Based on the findings from phase I, we further focused on the Gardnerella, Fannyhessea, and Lactobacillus genera. In consideration of the leading role of Lactobacillus in the vaginal microbiome, and the potentially differential effects of different Lactobacillus species, except for the G. vaginalis and F. vaginae, we also detected the three most common Lactobacillus species, including L. cripatus, L. iners, and L. gassri. In total, 332 women were included in the phase II analysis. The mean age was 29.50 ± 3.95 years,, and the mean age difference within couples was 1.35 years. The baseline characteristics of women who were excluded for various reasons were comparable with those included (Additional file 2: Table S3). The absolute loads of L. crispatus, L. gasseri, L. iners, G. vaginalis, and F. vaginae in the vaginal swabs taken at baseline were detected using standard curves (Additional file 2: Fig. S4). The correlation analysis shows that L. crispatus was positively associated with L. gasseri (ρ = 0.56, P < 0.001) and negatively associated with L. iners (ρ = 0.18, P = 0.004). L. iners was negatively associated with L. gasseri (ρ = − 0.14, P = 0.009). G. vaginalis was positively associated with F. vaginae (ρ = 0.31, P < 0.001). The associations between the remaining species were not statistically significant (P > 0.05), the details were shown in Additional file 2: Table S4.

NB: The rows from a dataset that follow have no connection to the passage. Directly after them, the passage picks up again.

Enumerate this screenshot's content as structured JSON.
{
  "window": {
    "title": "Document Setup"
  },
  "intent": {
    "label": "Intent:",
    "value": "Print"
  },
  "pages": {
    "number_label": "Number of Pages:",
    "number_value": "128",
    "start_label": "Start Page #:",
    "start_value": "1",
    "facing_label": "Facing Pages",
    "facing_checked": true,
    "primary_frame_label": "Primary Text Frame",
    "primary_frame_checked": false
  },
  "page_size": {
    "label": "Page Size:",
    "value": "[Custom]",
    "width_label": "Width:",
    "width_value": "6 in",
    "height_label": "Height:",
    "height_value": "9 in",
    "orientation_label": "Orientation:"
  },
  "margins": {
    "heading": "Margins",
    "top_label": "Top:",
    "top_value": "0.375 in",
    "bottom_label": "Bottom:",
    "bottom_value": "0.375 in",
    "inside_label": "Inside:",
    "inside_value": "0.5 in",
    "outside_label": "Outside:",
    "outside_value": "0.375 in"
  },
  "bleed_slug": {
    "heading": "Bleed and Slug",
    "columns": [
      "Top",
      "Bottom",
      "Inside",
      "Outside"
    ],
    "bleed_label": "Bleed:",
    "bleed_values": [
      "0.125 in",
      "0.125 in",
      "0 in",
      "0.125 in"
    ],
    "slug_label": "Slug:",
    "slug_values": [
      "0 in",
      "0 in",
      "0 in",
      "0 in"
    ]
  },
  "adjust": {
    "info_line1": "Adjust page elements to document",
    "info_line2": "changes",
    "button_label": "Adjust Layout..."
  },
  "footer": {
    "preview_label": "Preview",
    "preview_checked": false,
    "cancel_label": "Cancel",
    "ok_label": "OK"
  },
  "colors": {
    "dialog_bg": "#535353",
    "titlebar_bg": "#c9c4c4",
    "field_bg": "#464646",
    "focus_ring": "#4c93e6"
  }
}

The absolute loads of these species at baseline were then divided into four groups (Q1–Q4) based on the interquartile range. Cox models were then used to estimate the association between these four groups and female fecundability (Additional file 2: Table S5). Data showed that female fecundability increased with higher absolute loads of L. gasseri (Q4 vs Q1, FR = 1.71, 95%CI 1.02–2.87) but decreased with higher absolute loads of F. vaginae (Q4 vs Q1, FR = 0.62, 95%CI 0.38–1.00). Other species were not statistically associated with female fecundability (P > 0.05).

Based on the absolute loads of five bacterial species, we found that the vaginal microbiome clustered into five types (A–E). Figure 4A shows that type A (24.7%, 82/332) featured three high abundant Lactobacillus species, with a low abundance of G. vaginalis and F. vaginae. Type B (13.0%, 43/332) was characterized by a high abundance of G. vaginalis and a low abundance of the three Lactobacillus species. Type C (20.2%, 67/332) was characterized by a high abundance of F. vaginae and a modest abundance of the three Lactobacillus species. Type D (22.3%, 74/332) was characterized by a high abundance of L. iners abundance and low abundances of the other four species. Type E (19.9%, 66/332) was characterized by high abundances of L. crispatus and L. gasseri and low abundances of the other three species. The z-scores of the absolute abundance of specific species grouped by different types are shown in Additional file 2: Table S6. Figure 4B showed that women with different types of vaginal microbiome had different levels of fecundability (log-rank test, P = 0.014). Women with the type A vaginal microbiome had the highest cumulative pregnancy rate (12th month, 54.7%, 95%CI 41.2–65.1%) while women with the type D vaginal microbiome had the lowest cumulative pregnancy rate (12th month, 28.2%, 95%CI 16.8–38.1%). Types B, C, and E had similar cumulative pregnancy rates (12th month, 44.5% vs 45.0% vs 45.2%).

After adjusting for potential confounding factors, including female age, educational level, occupation, pregnancy history, vaginal cleanliness grading, and the age difference between couples, we found that compared to women with a type A vaginal microbiome, women with a type D microbiome showed a 55% reduction in fecundability (model A, FR = 0.45, 95%CI 0.26–0.76). This association was robust irrespective of whether the TTP was determined by month or menstrual cycle (model B, FR = 0.45, 95%CI 0.27–0.77). Women with vaginal microbiome types B, C, and E had lower tendencies of fecundability compared with type A, although these differences were not statistically significant (Table 2). Sensitivity analysis based on the dataset of completed cases was consistent with these primary results (Additional file 2: Table S7).